Kondisi itu pun menjadi perhatian Pemkab Probolinggo. Saat ini, pemkab tengah mengkaji untuk mencari cara memulangkan paksa para pengikut yang masih bertahan di tenda-tenda itu. Hal itu disampaikan Bupati Probolinggo Hj. P. Tantriana Sari, SE.

Saat ini, pemkab disebutkan tengah melakukan kajian sebagai payung hukum yang bisa menjadi dasar untuk memulangkan para pengikut Dimas Kanjeng. “Saya sudah minta Bagian Hukum, Bakesbangpolinmas dan SKPD terkait untuk mengkaji soal payung hukumnya. Supaya, bisa sedikit memaksa mereka (pengikut Padepokan) pulang. Mungkin bisa payung hukum perda atau seperti apa,” katanya.

Ia menjelaskan, sejak awal pihaknya sejatinya sudah berulang kali melakukan negosiasi dengan para pengikut padepokan. Agar mereka bisa pulang. Hanya saja, upaya itu sejauh ini belum berhasil keseluruhan. Masih ada ratusan pengikut yang bertahan di padepokan setempat.

Padahal, pemkab disebutkannya sudah merayu para pengikut dengan berjanji akan membiayai semua transportasi perjalanan pulang ke rumahnya. “Susahnya itu kan ketika ada sebagian orang yang masih percaya dengan Taat Pribadi.
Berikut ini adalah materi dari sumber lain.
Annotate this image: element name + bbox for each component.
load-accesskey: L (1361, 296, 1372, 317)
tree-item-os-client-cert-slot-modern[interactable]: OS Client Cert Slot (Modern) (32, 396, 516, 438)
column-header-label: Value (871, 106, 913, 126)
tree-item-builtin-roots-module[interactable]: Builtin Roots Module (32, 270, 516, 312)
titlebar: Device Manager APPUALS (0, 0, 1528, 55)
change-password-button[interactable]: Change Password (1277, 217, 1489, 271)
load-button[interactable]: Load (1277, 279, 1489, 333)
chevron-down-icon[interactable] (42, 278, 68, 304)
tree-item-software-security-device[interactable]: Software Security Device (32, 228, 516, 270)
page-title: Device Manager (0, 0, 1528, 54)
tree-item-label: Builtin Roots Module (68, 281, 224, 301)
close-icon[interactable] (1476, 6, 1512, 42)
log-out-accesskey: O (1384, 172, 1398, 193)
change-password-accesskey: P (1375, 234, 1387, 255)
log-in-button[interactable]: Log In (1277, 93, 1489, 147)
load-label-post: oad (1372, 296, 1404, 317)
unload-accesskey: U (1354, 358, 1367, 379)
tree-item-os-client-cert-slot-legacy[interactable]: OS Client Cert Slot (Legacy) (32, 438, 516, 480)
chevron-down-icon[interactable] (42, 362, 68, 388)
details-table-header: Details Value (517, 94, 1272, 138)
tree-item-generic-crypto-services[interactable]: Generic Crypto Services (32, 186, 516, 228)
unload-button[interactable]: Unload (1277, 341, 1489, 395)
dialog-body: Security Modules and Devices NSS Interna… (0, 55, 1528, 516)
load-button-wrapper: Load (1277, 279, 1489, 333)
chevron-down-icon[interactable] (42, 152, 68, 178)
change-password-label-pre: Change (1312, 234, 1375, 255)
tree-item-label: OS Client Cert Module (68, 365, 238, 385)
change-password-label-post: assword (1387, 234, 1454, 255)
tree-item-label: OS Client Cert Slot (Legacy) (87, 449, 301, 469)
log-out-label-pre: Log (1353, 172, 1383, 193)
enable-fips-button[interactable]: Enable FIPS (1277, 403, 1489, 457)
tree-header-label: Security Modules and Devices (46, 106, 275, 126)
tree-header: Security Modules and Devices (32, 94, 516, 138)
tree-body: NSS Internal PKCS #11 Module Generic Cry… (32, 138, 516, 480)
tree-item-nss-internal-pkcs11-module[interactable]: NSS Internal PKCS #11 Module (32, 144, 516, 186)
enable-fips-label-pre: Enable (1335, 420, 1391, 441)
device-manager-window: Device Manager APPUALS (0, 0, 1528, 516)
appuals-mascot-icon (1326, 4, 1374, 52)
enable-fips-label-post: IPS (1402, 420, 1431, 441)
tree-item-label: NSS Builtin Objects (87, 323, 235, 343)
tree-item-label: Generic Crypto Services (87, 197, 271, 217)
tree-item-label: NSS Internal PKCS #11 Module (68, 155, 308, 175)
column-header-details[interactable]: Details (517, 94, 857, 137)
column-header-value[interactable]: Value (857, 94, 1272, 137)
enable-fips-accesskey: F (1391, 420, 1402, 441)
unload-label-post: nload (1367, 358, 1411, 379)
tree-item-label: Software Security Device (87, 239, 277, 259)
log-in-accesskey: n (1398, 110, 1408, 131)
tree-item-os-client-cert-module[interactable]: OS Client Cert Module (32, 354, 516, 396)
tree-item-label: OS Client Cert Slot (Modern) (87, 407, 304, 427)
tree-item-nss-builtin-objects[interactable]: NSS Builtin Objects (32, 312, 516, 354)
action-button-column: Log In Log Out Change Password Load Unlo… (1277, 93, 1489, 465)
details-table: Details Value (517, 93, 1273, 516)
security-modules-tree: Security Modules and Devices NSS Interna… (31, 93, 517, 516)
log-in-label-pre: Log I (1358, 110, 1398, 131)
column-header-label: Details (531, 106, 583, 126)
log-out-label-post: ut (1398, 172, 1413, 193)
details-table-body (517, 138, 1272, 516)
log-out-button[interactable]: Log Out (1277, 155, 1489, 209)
Padahal, Taat Pribadi sudah ditahan karena kasus pembunuhan dan penipuan,” terangnya.

Bupati Tantri juga menjabarkan, pihak pemkab sendiri sejatinya sudah lama ingin menyikapi soal Padepokan Dimas Kanjeng Taat Pribadi yang dikabarkan bisa menggandakan uang tersebut. Namun, upaya penyikapan  pemkab, disebutkannya selalu gagal.

Mengingat, saat itu padepokan yang sudah berbentuk yayasan itu sudah memiliki izin keberadaan SK Kemenkum HAM  dan OJK (Otoritas Jasa Keuangan). Sebelumnya, juga disebutkan belum ada korban yang melapor  soal dugaan penipuan tersebut. Sehingga, baik pihaknya maupun kepolisian belum bisa masuk untuk mengusut Padepokan  tersebut.

 ”Alhadmdulillah, sekarang mulai terungkap dengan diawali kasus pembunuhan. Kami mengapresiasi kinerja kepolisian, semua berjalan dengan lancar tanpa ada kericuhan,”  terangnya.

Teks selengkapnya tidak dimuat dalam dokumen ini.